Spotify patches its desktop app after writing gigabytes of junk data onto storage drives

Very recently, it was found by reporters of Ars Technica that music-streaming service Spotify was writing massive sizes of data into users' computers. The program was seen writing 10 GB an hour, and peculiarly, this happened even when Spotify was idle, and not storing any songs onto the device.

The problem affected those using the app on Windows, Mac, or Linux. This was a big issue when it comes to users' storage drives, particularly those on solid state drives. Writing hundreds of gigabytes of data continuously every day for a long time could shorten the drive's lifespan. According to Ars, Spotify wrote and rewrote up to 700 GB of data in only a day, potentially putting the SSD's health in danger.

The problem was initially discovered back in June, when a number of users noticed the unusual behavior of the Spotify app. One user, going by the name 'koutasn', shared his experience:

I checked the I/O write data with the S.M.A.R.T data on my drive and it wrote 28.305.469.806 Bytes of data in about 2 and a half hours, I've also noticed that it only writes the data when playing music, still completely unacceptable.

I just reinstalled and tested again, and got it to use 1GB in 17 minutes. (and according to S.M.A.R.T that was indeed written to my SSD) and another one using 320MB in 4-5 minutes.

Furthermore, he sees that the problem is with Spotify trying to cache every song that it plays, but still doesn't understand how the app ate up 28 GB of data while playing one song on auto replay.

"This is a *major* bug that currently affects thousands of users," Spotify user Paul Miller told Ars Technica. "If for example, Castrol Oil lowered your engine's life expectancy by five to 10 years, I imagine most users would want to know, and that fact *should* be reported on."

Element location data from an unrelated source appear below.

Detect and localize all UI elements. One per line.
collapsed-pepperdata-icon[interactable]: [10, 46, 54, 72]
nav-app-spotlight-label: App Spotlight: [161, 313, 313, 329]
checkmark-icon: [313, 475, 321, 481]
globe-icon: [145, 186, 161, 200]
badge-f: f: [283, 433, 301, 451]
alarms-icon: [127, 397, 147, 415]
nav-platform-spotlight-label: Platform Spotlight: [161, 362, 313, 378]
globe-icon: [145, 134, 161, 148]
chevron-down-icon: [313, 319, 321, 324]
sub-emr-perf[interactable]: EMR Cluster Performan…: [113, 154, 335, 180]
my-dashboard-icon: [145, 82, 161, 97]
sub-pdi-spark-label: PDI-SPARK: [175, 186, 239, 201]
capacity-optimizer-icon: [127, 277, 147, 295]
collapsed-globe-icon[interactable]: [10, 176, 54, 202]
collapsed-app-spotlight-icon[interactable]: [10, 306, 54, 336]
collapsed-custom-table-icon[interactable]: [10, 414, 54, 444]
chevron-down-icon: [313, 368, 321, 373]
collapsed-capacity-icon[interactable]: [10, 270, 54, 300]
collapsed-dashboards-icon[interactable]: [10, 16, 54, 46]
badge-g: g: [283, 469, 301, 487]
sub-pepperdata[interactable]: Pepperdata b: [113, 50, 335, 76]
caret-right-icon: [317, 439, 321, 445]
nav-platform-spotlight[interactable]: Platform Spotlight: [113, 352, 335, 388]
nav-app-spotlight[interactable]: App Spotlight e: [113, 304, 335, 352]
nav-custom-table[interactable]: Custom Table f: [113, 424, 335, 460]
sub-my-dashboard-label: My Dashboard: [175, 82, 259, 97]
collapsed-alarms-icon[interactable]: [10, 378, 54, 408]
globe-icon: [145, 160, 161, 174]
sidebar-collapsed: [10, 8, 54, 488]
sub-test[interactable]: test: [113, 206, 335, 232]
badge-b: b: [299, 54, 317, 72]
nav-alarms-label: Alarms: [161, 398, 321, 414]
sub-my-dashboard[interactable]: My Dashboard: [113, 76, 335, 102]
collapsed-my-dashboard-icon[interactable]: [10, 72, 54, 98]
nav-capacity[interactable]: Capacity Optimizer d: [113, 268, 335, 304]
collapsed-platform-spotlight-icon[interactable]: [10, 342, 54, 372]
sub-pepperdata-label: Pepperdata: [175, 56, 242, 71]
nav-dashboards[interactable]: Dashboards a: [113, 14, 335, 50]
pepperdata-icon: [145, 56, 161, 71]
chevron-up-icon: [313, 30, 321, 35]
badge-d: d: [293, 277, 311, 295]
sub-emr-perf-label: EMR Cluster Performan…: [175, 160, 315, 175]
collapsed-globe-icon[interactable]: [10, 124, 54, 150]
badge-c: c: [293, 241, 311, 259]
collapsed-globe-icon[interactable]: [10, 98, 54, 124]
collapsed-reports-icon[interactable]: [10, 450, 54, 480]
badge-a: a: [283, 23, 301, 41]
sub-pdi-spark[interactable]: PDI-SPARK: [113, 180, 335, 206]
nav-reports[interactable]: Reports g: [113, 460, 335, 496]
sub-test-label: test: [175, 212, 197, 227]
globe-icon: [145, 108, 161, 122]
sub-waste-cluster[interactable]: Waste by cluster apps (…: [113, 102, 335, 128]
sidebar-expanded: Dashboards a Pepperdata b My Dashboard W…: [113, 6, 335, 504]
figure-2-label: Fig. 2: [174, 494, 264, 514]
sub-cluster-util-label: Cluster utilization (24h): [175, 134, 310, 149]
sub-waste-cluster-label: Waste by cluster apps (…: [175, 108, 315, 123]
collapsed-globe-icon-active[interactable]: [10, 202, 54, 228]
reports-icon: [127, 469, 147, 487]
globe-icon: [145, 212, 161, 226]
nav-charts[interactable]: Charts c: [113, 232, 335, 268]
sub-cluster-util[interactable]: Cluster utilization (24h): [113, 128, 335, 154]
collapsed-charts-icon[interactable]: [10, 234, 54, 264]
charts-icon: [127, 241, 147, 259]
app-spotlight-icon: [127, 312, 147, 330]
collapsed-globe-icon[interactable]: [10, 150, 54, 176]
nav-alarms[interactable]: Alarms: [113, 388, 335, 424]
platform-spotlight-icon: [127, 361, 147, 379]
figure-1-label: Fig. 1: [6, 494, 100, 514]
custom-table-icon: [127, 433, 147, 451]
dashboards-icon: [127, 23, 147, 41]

Spotify has taken notice of the problem at hand, and has since then patched the problem. "We've seen some questions in our community around the amount of written data using the Spotify client on desktop," a statement from the company reads. "These have been reviewed and any potential concerns have now been addressed in version 1.0.42, currently rolling out to all users."

The update will not be immediately available to everyone, with the company stating that it will be available within the next few days. Once it is available, it will be automatically installed the next time users run Spotify.

Just over a month ago, Spotify was seen serving malware to its desktop users through its advertisements. It affected not only Windows computers, but also those on Mac and Linux.